Net neutrality in India

India has had its fair share of controversy around Facebook’s internet.org, and Airtel Zero, which promised internet access at a minimal price, if not free. Obviously, it came at a price. In case you missed the buzz around the two offerings, we’d come to it in a bit. But to cut a long story short, TRAI (Telecom Regulatory Authority of India) issued recommendations in favor of net neutrality. and even the netizens supported the #SaveTheInterent campaign, because of which Facebook had to kill its free internet initiative.

Facebook Internet.org and Airtel Zero controversy

If you remember the early internet days (somewhere around the year 2008 with GPRS connectivity), Orange (now Vodafone) offered Orange Live platform whereas Airtel offered Airtel Live. Basically, these portals were free of charge, and only offered users to purchase and download mobile games, wallpapers, ringtones, videos and more. It was fine in those days where mobile phones and networks weren’t powerful enough, and internet was just penetrating. But, with the current smartphone era, the market seems to have changed. And so have consumer preferences. Video streaming is a clear favorite.

Why did Internet.org and Airtel Zero irk so many?

In a bid to offer affordable internet to the users, Facebook started its internet.org initiative with access to select internet services. Airtel Zero also had a similar model. At a glance, it seemed good for users as they didn’t have to pay for data plans to use the internet. They could simply head over to their web browsers and surf the websites. But there was a catch.

Facebook’s business model was simple. The service provider had to register with the social network for internet.org, and users could then access these services using Free Basics app. Some of the accessible websites include – ask.com, AccuWeather, Bing search, dictionary.com, ESPN, wikiHow, Wikipedia, and of course, Facebook. Does any of these sites excite you? Sure, some of these websites may help you look for information, but it does not solve the bigger problem.

Airtel Zero was also based on similar lines where the telecom operator offered its users with free access to certain mobile apps and services even when users had zero balance. Again, the ability to access internet with zero balance is a good thing (via WhatsApp, Facebook Messenger), especially in situations where you want to urgently communicate with someone, without having to head to a store to recharge your account. However, not all services were included in free plan, which basically violated the basic principles of net neutrality.

Net Neutrality: A key for success of Digital India

PM Narendra Modi introduced the Digital India initiative, and after demonetization, it has become more important than ever. Today, we have all the information accessible on the internet. Be it your Aadhaar details, driving license and RC book, and more. There are mobile wallets like Paytm, Freecharge and Mobikwik among others, and solutions like Samsung Pay that allow you to make cashless payments for a number of things, right from utility bill payments to mobile recharge, pay hotel bills, pay for your cab rides or even pay at toll booths.

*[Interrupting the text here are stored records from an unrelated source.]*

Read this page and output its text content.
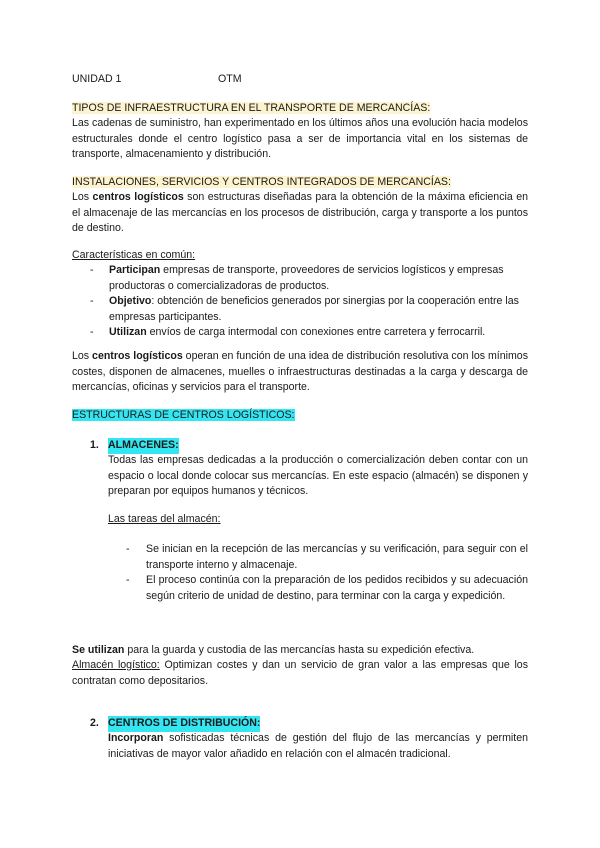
UNIDAD 1	OTM
TIPOS DE INFRAESTRUCTURA EN EL TRANSPORTE DE MERCANCÍAS:
Las cadenas de suministro, han experimentado en los últimos años una evolución hacia modelos estructurales donde el centro logístico pasa a ser de importancia vital en los sistemas de transporte, almacenamiento y distribución.
INSTALACIONES, SERVICIOS Y CENTROS INTEGRADOS DE MERCANCÍAS:
Los centros logísticos son estructuras diseñadas para la obtención de la máxima eficiencia en el almacenaje de las mercancías en los procesos de distribución, carga y transporte a los puntos de destino.
Características en común:
-	Participan empresas de transporte, proveedores de servicios logísticos y empresas productoras o comercializadoras de productos.
-	Objetivo: obtención de beneficios generados por sinergias por la cooperación entre las empresas participantes.
-	Utilizan envíos de carga intermodal con conexiones entre carretera y ferrocarril.
Los centros logísticos operan en función de una idea de distribución resolutiva con los mínimos costes, disponen de almacenes, muelles o infraestructuras destinadas a la carga y descarga de mercancías, oficinas y servicios para el transporte.
ESTRUCTURAS DE CENTROS LOGÍSTICOS:
1. ALMACENES:
Todas las empresas dedicadas a la producción o comercialización deben contar con un espacio o local donde colocar sus mercancías. En este espacio (almacén) se disponen y preparan por equipos humanos y técnicos.
Las tareas del almacén:
- Se inician en la recepción de las mercancías y su verificación, para seguir con el transporte interno y almacenaje.
- El proceso continúa con la preparación de los pedidos recibidos y su adecuación según criterio de unidad de destino, para terminar con la carga y expedición.
Se utilizan para la guarda y custodia de las mercancías hasta su expedición efectiva.
Almacén logístico: Optimizan costes y dan un servicio de gran valor a las empresas que los contratan como depositarios.
2. CENTROS DE DISTRIBUCIÓN:
Incorporan sofisticadas técnicas de gestión del flujo de las mercancías y permiten iniciativas de mayor valor añadido en relación con el almacén tradicional.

UPI (Unified Payments Interface) and Aadhaar pay are other payment alternatives that have been introduced to enable cashless transactions. But there is one major thing that is required here – internet. To be able to transfer money via these cashless modes, you need internet access. And what is the use of having free internet, when you cannot use services like Google Search, Paytm wallet or UPI-enabled BHIM? If we want Digital India to succeed, net neutrality is a must, and it is good to see TRAI taking the required initiatives to make this happen.

In the US, FCC has killed Net Neutrality, which will allow ISPs to prioritize data from one service provider over other. While that is bad for open internet supporters, it is good that TRAI’s stance on net neutrality in India is clear – that internet services should be non-discriminatory.